誤解を解いておこうと思って、わたしは口を開こうとする。
「で、でもっ、それがめぐめぐとあらば、大歓迎っ……!」
思わず口から「えぇ!?」という言葉が零れた。
「実は私、めぐめぐの大ファンなんです……めぐめぐ、死んじゃったって信じてて……ぐすんっ。だから、本当は生きてくれてたってわかって、昨日、大号泣しちゃいましたっ……! よかったあって思って! めぐめぐ×詩様という推し同士のカップルなんて、もう、尊すぎますっ……! あ、あのっ……私と、握手、してくださいませんか、めぐめぐっ!」
わたしは額に手をやると、溜め息をつく。
「配信でも言ったでしょう……わたしは、巡葉恵じゃないです」
「え、で、でも、すごく似ててっ……」
「巡葉恵が好きなんですね」
わたしは栗木瑠々へと、柔らかく微笑みかける。
「……センス、いいですね」
*
栗木瑠々以外には、わたしに絡んでくる物好きはいなかった。
放課後、さっさと帰ってあの場所に行こうと思って、わたしは椅子から腰を上げる。
「……佐山さん。少しいいか?」
右を見ると、スクールバッグを持っている遠川詩がいた。
「……何の用ですか?」
「少し、話したいことがあるんだ。付き合ってくれないか?」
「わたし、用事あるんですけど」
「時間は取らせない。近くのファミレスに行かないか?」
断ってしまおうかと思ったけれど、「話したいこと」というのが重要なものだった場合、聞いておかないと後々まずいことになるかもしれない。
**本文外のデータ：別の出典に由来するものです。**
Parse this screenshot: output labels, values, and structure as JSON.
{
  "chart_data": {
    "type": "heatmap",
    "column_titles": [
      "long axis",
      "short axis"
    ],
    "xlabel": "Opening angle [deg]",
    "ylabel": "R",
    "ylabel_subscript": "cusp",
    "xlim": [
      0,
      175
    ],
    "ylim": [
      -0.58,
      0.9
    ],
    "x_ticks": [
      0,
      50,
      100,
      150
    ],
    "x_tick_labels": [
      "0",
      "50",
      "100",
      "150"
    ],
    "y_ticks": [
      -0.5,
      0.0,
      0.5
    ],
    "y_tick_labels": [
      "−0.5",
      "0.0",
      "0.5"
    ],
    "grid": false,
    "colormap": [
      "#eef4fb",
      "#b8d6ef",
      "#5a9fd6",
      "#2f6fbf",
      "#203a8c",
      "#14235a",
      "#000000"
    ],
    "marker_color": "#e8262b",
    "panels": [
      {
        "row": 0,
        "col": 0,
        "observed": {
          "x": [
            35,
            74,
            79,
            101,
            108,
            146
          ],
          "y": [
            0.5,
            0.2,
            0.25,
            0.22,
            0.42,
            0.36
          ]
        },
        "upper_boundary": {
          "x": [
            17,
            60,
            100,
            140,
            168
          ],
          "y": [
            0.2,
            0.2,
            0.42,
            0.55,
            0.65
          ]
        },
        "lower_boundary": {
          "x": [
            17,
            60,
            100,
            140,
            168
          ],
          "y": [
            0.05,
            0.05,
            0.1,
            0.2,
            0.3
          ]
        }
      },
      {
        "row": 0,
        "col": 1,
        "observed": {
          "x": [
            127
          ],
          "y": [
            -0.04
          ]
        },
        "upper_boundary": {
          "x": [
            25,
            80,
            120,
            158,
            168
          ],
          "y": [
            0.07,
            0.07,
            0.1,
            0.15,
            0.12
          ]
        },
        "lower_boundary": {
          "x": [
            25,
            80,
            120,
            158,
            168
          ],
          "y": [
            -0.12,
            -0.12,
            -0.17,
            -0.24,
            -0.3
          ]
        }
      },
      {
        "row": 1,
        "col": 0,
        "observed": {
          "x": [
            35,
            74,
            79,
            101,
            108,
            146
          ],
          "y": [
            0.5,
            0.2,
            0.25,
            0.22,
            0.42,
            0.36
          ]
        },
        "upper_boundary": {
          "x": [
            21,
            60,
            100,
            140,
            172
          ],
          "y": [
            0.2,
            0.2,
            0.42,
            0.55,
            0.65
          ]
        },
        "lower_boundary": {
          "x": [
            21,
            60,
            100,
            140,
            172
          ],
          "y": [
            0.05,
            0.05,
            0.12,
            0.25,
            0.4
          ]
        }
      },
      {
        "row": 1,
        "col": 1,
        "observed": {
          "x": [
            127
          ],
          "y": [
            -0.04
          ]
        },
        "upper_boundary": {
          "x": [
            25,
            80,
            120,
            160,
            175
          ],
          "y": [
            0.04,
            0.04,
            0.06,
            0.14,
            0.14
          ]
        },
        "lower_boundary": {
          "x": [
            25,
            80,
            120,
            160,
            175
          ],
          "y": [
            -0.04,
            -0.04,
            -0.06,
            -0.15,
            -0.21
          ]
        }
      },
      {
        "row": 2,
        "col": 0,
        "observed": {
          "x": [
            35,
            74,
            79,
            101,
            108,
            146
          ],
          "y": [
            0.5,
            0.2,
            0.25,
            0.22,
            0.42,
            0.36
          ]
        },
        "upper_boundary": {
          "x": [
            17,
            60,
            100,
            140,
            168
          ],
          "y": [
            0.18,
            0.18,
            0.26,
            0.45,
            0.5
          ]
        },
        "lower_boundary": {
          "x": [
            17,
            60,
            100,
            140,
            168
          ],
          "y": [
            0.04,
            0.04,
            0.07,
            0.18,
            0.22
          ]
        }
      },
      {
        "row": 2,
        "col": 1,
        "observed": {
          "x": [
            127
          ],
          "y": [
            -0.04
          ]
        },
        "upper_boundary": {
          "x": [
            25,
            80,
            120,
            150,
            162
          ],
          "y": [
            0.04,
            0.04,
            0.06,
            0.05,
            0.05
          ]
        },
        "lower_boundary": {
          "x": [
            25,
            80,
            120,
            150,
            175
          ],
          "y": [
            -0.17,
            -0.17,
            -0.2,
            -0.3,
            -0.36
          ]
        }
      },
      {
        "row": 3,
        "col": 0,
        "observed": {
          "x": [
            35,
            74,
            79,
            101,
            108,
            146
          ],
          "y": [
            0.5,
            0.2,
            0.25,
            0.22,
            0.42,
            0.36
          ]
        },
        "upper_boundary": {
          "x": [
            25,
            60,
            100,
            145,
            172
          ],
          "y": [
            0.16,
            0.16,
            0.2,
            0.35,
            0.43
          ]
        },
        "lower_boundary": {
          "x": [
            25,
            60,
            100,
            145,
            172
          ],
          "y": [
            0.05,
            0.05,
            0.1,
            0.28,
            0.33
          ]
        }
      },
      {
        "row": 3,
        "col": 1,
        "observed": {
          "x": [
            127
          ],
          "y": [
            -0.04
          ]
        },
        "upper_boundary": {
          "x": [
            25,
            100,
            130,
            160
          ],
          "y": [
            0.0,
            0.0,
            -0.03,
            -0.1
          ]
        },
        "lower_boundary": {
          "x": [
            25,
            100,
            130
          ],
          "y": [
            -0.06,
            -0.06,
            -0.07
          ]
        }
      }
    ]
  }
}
わたしは小さく溜め息をついてから、スクールバッグを肩に掛けた。
「……短時間ならいいですよ。後パフェ奢ってくれんなら」
わたしの言葉に、遠川詩は「ああ、構わない」とパーフェクトスマイルを浮かべて言った。
*
ファミリーレストラン「フラミンゴ」にて。
期間限定の「メガ盛りいちごパフェ」を食べながら、わたしは向かい側の席に座る遠川詩へ告げる。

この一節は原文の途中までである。